Ovarian cancer, Heredity & Genetics explained by Dr. Parijat Bhattacharjee
This video, titled "Ovarian cancer, Heredity & Genetics explained by Dr. Parijat Bhattacharjee" by Gynae Consultant, provides a comprehensive overview of how genetic mutations influence the risk of ovarian and associated cancers, alongside the clinical options available for high-risk families.
Introduction to Genetics and Cancer
- Gene Mutations: Genes act as chemical instructions made of DNA, determining how cells grow and function. While random mutations happen naturally all the time, only specific mutations can be passed down to become hereditary (familial) risks.
- Testing Criteria: Approximately 90% of ovarian cancers fall under the "non-mucinous" category. In the UK, medical guidelines dictate that all women diagnosed with a non-mucinous ovarian cancer should be offered genetic screening.

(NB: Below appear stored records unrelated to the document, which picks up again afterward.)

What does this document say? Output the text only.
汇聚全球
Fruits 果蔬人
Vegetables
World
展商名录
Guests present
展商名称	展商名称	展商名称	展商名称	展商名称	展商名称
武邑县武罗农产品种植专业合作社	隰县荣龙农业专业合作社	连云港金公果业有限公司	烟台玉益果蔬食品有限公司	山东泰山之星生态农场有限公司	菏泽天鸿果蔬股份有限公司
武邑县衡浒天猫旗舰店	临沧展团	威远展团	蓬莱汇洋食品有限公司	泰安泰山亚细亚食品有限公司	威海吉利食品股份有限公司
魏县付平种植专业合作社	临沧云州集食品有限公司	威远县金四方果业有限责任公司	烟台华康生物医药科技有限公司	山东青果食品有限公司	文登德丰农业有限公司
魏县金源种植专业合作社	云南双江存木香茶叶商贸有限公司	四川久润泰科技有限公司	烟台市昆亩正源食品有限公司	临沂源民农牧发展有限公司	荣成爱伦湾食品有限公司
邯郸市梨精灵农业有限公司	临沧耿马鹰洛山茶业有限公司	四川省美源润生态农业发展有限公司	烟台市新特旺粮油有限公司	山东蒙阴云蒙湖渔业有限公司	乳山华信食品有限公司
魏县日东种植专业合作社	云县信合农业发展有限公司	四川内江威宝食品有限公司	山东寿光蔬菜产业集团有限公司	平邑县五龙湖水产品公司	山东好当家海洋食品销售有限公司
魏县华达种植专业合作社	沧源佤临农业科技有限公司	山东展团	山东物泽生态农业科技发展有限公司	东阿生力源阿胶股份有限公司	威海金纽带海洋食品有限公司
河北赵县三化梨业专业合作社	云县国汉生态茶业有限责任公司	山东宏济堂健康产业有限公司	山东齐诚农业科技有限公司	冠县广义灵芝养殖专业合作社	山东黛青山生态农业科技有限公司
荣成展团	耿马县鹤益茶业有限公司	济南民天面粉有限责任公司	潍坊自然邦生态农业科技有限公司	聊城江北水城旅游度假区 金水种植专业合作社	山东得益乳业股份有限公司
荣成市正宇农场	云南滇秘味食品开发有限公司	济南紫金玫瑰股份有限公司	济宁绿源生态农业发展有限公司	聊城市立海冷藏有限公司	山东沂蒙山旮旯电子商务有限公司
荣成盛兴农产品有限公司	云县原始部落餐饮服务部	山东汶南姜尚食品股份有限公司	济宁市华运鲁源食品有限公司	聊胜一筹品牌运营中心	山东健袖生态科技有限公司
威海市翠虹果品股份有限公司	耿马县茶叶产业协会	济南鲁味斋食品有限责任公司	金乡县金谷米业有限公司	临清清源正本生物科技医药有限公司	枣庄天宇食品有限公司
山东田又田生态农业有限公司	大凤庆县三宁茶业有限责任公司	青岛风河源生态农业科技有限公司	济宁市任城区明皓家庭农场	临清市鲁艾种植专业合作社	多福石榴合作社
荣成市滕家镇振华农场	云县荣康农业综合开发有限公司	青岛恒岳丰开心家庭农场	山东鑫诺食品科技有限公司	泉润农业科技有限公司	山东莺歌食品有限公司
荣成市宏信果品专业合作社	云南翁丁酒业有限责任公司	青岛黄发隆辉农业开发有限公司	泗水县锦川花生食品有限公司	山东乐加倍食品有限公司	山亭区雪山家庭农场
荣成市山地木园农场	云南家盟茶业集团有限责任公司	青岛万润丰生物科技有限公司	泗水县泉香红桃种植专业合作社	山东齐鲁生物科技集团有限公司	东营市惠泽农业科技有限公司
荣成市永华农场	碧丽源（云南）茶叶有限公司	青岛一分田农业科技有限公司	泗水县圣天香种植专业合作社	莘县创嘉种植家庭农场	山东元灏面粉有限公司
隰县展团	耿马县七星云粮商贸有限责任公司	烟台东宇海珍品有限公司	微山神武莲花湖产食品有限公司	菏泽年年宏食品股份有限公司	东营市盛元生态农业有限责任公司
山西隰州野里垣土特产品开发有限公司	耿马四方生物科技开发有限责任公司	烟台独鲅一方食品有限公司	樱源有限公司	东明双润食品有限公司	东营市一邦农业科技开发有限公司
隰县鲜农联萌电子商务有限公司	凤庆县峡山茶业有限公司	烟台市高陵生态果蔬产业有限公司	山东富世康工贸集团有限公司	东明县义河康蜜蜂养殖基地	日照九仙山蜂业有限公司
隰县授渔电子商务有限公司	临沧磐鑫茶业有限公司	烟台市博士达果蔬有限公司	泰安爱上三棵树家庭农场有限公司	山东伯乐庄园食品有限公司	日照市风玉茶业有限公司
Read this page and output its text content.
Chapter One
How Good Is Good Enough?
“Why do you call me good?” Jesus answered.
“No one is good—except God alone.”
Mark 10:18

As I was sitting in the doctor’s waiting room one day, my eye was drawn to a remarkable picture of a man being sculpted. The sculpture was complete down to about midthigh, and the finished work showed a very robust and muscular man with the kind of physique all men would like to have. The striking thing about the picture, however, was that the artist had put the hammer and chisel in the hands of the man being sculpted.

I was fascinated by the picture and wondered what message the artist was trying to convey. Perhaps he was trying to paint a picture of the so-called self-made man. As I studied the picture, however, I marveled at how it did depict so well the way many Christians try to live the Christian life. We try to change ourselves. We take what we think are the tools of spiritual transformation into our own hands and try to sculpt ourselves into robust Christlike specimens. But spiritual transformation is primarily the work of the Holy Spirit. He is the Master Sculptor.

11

High-Risk Genetic Mutations
BRCA1 and BRCA2 Mutations
Abbreviated from "BReast CANcer," these mutations significantly raise the lifetime risk of several malignancies compared to a baseline general population risk of only 2%:
- BRCA1: Carries a 30% to 50% lifetime risk of developing ovarian cancer.
- BRCA2: Carries a 10% to 25% lifetime risk of developing ovarian cancer.
- Associated Risks: Both genes spike breast cancer risks in men and women, elevate prostate cancer risks in men, and slightly increase pancreatic cancer risks (especially with BRCA2).
- Note: Certain demographics, such as the Ashkenazi Jewish community, face a tenfold higher rate of inheriting these mutations.
Other Genetic Syndromes
- Lynch Syndrome (HNPCC): Caused by mutations in genes like MSH2, MSH6, MLH1, or PMS2. Beyond a primary risk for bowel cancer, it carries a 9% to 12% lifetime risk for ovarian cancer, alongside elevated risks for endometrial, stomach, liver, kidney, bladder, skin, and brain cancers.
- RAD51C and RAD51D: Rare mutations that raise lifetime ovarian cancer risk to roughly 10%.
- Peutz-Jeghers Syndrome (STK11): An exceptionally rare condition (1 in 100,000 individuals) that presents an 18% risk of gynecological malignancy by age 80, most commonly causing ovarian sex cord-stromal tumors.
- BRIP1: Another rare gene mutation associated with hereditary ovarian cancer.
Clinical Genetic Testing
The evaluation is coordinated by clinical geneticists through a simple blood test. Results take 6 to 10 weeks and fall into three categories:
- Mutation Positive: Confirms a high-risk hereditary gene. Predictive testing is subsequently offered to any family members over the age of 18.
- Mutation Negative: No high-risk hereditary variant found.
- Variant of Unknown Significance (VUS): The test is inconclusive because the identified genetic variation lacks sufficient clinical data to confirm if it causes cancer.
Risk Reduction and Management Strategies
Surveillance and Prevention
- Breast Screening: While average-risk women in the UK receive routine mammograms every three years between ages 50 and 70, high-risk BRCA carriers are bumped up to an intensive annual schedule (comprising both MRIs and mammograms) starting at age 30.
- Prophylactic Surgery: Women can opt for a preventive bilateral mastectomy to remove breast tissue, or a bilateral prophylactic salpingo-oophorectomy (laparoscopic removal of the fallopian tubes and ovaries). Performing an oophorectomy before menopause yields the most profound protective benefit.
- Chemoprevention: Medications like Tamoxifen or Raloxifene can be prescribed to lower breast cancer risks.
- Oral Contraceptives: Utilizing a combined contraceptive pill for more than five years reduces the risk of non-mucinous ovarian cancer by 50%. While it marginally increases breast cancer risk during use, this risk fully returns to baseline within five years of stopping the pill.
Post-Surgery and Family Planning Considerations
- Surgical Menopause: Immediate removal of the ovaries induces surgical menopause. Managing symptoms via Hormone Replacement Therapy (HRT) requires specialized counsel, as HRT can slightly elevate breast cancer risks.
- Family Planning Alternatives: Because these genetic mutations carry a 50% (1-in-2) chance of being passed down to offspring, affected individuals may explore alternative options. These include adoption, donor eggs/sperm, or undergoing IVF paired with pre-implantation genetic testing (PGT) to select embryos free from the mutation before uterine transfer.